We have begun charging our clients for quotes, because of the amount of work and detail we put into them. Our quotes are very transparent so if a client isn’t willing to invest in a fully detailed breakdown for their project, then we tend to feel they are just price shopping.
Personally, I would never invest a large amount of money into a builder that hasn’t got a very sophisticated quote that is down to the finest detail, and nor should a client. By investing in a detailed quote, the client is doing the due diligence to truly understand what they are getting for their money.
“By investing in a detailed quote, the client is doing the due diligence to truly understand what they are getting for their money.”
Your business has seen a lot of success in a short period of time, what’s the secret?
Dean and I attend a business coaching seminar every 12 weeks. It is ridiculously expensive, but worth every cent. Had we not attended these seminars, I don’t think we would be where we are at today, not at least in the time we achieved our current success.
“Had we not attended these seminars, I don’t think we would be where we are at today, not at least in the time we achieved our current success.”

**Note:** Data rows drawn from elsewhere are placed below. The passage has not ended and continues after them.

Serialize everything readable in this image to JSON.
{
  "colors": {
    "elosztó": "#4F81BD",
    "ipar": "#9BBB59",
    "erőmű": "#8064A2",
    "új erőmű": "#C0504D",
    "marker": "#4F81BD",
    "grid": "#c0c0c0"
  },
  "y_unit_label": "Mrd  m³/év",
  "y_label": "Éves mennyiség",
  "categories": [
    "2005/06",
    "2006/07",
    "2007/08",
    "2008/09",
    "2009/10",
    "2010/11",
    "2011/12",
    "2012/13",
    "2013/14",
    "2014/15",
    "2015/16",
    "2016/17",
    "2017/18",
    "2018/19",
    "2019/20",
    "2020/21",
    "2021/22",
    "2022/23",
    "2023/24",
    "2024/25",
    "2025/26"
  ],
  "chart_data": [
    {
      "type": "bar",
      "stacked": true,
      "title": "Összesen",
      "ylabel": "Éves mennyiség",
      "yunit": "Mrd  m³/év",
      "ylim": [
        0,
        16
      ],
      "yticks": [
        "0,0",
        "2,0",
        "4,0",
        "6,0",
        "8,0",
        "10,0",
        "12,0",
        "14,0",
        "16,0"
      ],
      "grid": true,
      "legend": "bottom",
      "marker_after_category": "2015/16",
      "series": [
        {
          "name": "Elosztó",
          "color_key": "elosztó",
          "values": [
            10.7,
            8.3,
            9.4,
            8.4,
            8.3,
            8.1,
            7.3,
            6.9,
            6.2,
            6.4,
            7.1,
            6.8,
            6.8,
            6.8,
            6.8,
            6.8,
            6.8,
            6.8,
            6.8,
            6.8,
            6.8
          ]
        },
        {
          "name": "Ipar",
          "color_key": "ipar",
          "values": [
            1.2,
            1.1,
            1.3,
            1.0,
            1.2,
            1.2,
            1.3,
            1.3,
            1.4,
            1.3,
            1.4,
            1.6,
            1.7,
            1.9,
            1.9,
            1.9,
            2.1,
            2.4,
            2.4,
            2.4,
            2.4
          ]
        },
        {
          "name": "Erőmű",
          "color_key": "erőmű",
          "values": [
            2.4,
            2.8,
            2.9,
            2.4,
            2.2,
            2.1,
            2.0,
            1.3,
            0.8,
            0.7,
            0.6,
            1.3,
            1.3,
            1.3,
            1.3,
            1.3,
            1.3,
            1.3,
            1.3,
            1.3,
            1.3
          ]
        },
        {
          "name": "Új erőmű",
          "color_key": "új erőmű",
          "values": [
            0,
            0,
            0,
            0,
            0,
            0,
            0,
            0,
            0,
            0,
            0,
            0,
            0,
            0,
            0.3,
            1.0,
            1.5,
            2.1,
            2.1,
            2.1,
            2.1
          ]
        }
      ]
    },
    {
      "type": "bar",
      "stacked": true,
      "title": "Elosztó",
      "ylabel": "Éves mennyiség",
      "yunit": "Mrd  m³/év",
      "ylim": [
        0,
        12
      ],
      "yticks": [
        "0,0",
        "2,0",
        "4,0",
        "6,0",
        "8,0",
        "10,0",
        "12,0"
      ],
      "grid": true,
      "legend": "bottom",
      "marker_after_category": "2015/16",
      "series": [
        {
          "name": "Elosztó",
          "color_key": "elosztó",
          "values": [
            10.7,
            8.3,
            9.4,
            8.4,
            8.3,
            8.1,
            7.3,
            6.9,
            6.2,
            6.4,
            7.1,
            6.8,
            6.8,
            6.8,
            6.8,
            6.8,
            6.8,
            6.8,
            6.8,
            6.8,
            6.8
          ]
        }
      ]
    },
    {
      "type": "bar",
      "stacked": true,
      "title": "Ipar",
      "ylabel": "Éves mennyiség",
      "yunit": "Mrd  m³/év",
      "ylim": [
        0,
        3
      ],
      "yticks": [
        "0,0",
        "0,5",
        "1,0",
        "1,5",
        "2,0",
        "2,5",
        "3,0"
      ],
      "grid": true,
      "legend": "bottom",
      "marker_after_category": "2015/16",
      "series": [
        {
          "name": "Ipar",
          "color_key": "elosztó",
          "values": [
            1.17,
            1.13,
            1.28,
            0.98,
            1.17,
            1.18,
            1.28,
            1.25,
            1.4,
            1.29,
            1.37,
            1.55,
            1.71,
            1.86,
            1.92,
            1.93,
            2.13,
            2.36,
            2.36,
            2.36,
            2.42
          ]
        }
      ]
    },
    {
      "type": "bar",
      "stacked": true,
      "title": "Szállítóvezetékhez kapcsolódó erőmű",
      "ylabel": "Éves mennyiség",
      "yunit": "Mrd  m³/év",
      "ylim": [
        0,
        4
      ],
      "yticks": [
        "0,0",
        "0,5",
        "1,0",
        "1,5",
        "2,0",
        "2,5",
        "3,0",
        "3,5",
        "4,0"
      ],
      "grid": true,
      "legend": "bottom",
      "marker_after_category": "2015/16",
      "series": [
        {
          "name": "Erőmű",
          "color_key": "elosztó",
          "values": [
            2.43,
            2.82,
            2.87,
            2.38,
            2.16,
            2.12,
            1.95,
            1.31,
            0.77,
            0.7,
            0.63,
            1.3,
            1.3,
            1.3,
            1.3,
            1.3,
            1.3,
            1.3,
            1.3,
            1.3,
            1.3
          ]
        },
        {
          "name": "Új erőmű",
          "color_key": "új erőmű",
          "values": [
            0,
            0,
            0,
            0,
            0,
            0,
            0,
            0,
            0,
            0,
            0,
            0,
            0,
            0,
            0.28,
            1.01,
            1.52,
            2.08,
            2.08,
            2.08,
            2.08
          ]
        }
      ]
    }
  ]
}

A fundamental learning, I took out of these seminars is that success is not an end goal but something you live day by day. If success is measured by a future goal, once you reach it, you won’t be satisfied, and you’ll set another goal to achieve to be successful.
With that mindset, you embody success on a daily basis, so when you set those 1, 5 or 10-year goals, you are driven and have a positive mindset to reach them. But don’t let success always be in the future otherwise you will never truly experience it.